Re: Why are intepreters so slow today
Larry Wall (lwall@netlabs.com)
Sat, 16 Apr 1994 01:01:49 GMT
In article <nagleCoACH4.25p@netcom.com> nagle@netcom.com (John Nagle) writes:
: Lately, I've been looking at interpreters suitable for use as
: extension languages in a control application. I need something that
: can do computation reasonably fast, say no worse than 1/10 of the
: speed of compiled C code. Interpreters have been written in that speed
: range quite often in the past. But when I try a few of the interpreters
: available on the Mac, performance is terrible.
:
: My basic test is to run something equivalent to
:
: int i; double x = 0.0;
: for (i = 0; i < 1000000; i++) x = x + 1.0;
:
: The Smalltalk and Python versions are slower than the C version by factors
: of greater than 1000. This is excessive.

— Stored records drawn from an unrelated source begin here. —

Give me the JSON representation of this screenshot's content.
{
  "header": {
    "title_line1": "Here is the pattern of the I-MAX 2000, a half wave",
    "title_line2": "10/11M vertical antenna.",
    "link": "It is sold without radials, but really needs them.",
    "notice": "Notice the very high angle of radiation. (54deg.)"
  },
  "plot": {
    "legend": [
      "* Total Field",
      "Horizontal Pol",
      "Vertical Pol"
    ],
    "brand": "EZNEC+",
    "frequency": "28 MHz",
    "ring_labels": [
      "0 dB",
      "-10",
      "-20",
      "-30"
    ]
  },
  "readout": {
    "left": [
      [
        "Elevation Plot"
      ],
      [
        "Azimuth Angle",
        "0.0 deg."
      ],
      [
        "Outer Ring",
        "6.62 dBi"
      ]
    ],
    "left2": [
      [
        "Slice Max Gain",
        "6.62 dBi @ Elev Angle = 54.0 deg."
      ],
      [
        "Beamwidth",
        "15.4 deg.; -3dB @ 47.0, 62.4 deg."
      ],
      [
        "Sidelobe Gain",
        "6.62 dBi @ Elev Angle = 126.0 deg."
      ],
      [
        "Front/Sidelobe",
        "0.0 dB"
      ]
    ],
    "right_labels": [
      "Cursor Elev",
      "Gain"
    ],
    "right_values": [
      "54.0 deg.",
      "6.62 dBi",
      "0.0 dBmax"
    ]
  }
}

LISP interpreters do a bit
: better, but still don't reach 1/10 of C. What interpreters do a decent
: job on computation?
The slowdown factor for Perl 4 is roughly 90-100. Perl 5 (alpha) is
only about 35-50 times slower, depending on how you want to write that
loop. I can get the ratio down to 1/23 if I make the loops count down
instead of up.
Everything is still done in floating point, however. Ask me
again after I've implemented "pragma integer". :-)
An interpreter that specializes in numeric computation really oughta do
considerably better than this. Perl doesn't specialize in numerics.
Neither do Smalltalk or Python, for that matter. You pay a hefty
penalty in these languages just for assuming that the thing on the
stack is a pointer to something interesting.